Antoine, du STJV Spiders, a encouragé ses collègues de Quantic Dream. Son studio a été liquidé récemment, et il a partagé son expérience en avertissant : "Il est tentant d'attendre d'être touché pour agir, mais c'est une erreur". Il se rappelle que les premières mobilisations chez Spiders étaient destinées à défendre le télétravail et les conditions de travail, mais que la dégradation de ces dernières a conduit à l'échec commercial et à la fermeture de l'entreprise.
"Défendez votre travail. Le meilleur moment pour se mobiliser c’était hier. Le deuxième c’est aujourd'hui, faites passer le message à tous vos collègues", a martelé Antoine.
Mobiliser aussi les politiques et les joueurs
Les retours des studios voisins d’Ubisoft, Gameloft et Amplitude montrent que les travailleurs du secteur souffrent tous des mêmes maux : des directions qui restent sourdes à leurs besoins, refusant d'assumer leurs erreurs stratégiques, ne reculant devant rien pour réduire les effectifs, avec l'IA en toile de fond.

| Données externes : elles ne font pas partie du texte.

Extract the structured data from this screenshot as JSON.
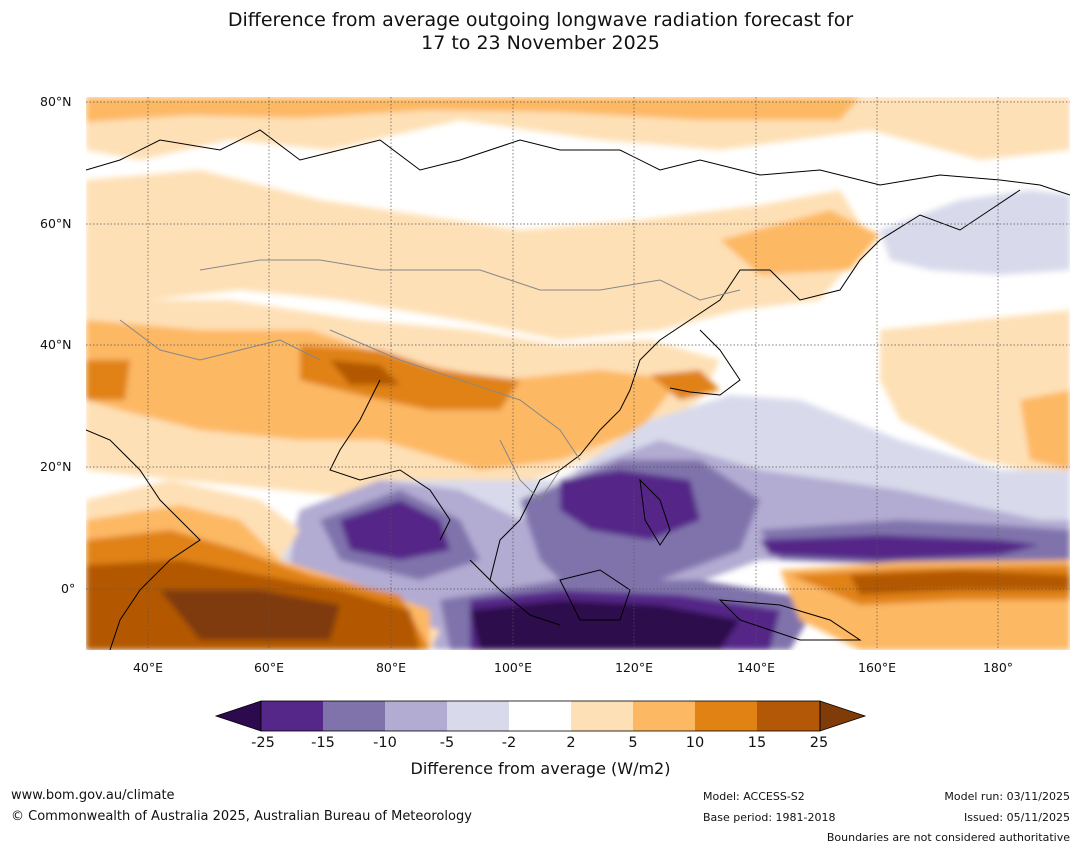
{
  "title": {
    "line1": "Difference from average outgoing longwave radiation forecast for",
    "line2": "17 to 23 November 2025"
  },
  "map": {
    "region": "Asia and western Pacific",
    "lat_labels": [
      "80°N",
      "60°N",
      "40°N",
      "20°N",
      "0°"
    ],
    "lon_labels": [
      "40°E",
      "60°E",
      "80°E",
      "100°E",
      "120°E",
      "140°E",
      "160°E",
      "180°"
    ],
    "colors": {
      "water": "#ffffff",
      "coast": "#000000",
      "border": "#888888",
      "grid": "#555555"
    }
  },
  "colorbar": {
    "title": "Difference from average (W/m2)",
    "ticks": [
      "-25",
      "-15",
      "-10",
      "-5",
      "-2",
      "2",
      "5",
      "10",
      "15",
      "25"
    ],
    "low_extend_color": "#2d0a4e",
    "high_extend_color": "#7f3b08",
    "bins": [
      {
        "from": "-25",
        "to": "-15",
        "color": "#542788"
      },
      {
        "from": "-15",
        "to": "-10",
        "color": "#8073ac"
      },
      {
        "from": "-10",
        "to": "-5",
        "color": "#b2abd2"
      },
      {
        "from": "-5",
        "to": "-2",
        "color": "#d8daeb"
      },
      {
        "from": "-2",
        "to": "2",
        "color": "#ffffff"
      },
      {
        "from": "2",
        "to": "5",
        "color": "#fee0b6"
      },
      {
        "from": "5",
        "to": "10",
        "color": "#fdb863"
      },
      {
        "from": "10",
        "to": "15",
        "color": "#e08214"
      },
      {
        "from": "15",
        "to": "25",
        "color": "#b35806"
      }
    ]
  },
  "footer": {
    "url": "www.bom.gov.au/climate",
    "copyright": "© Commonwealth of Australia 2025, Australian Bureau of Meteorology",
    "model": "Model: ACCESS-S2",
    "base_period": "Base period: 1981-2018",
    "model_run": "Model run: 03/11/2025",
    "issued": "Issued: 05/11/2025",
    "disclaimer": "Boundaries are not considered authoritative"
  }
}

Pourtant, les bénéfices sont là : l'industrie est en pleine croissance, avec Netease, propriétaire de Quantic Dream, ayant affiché un bénéfice net d'un milliard de dollars en 2025. Les dissonances au sein de l'entreprise font grincer des dents, alors qu'un salarié déclare : "C'est nous qui mettons notre travail en jeu pour survivre".
Face à cette réalité, le STJV a décidé d'organiser le "Summer Grève Fest", un jeu de mots sur le Summer Game Fest, l'événement annuel où les éditeurs dévoilent leurs sorties. Les nouvelles journées de grève seront annoncées bientôt. Selon Antoine, "Nous voulons mettre la pression sur les dirigeants qui ont compromis l'industrie et sur les politiques, qui continuent à donner des millions en aides à des sociétés qui licencient". Il signale qu'une ancienne dirigeante de Nacon tente toujours de récupérer 1,5 million d'euros de crédit d'impôt pour un studio récemment liquidé.
Enfin, le STJV espère rallier les joueurs à sa cause : "Quand nos dirigeants n’ont pas de vision à long terme, se détournent de nos avis, et que nos conditions de travail se détériorent dû à des jours de travail de 12 heures, cela affecte aussi la qualité des jeux", a-t-il conclu.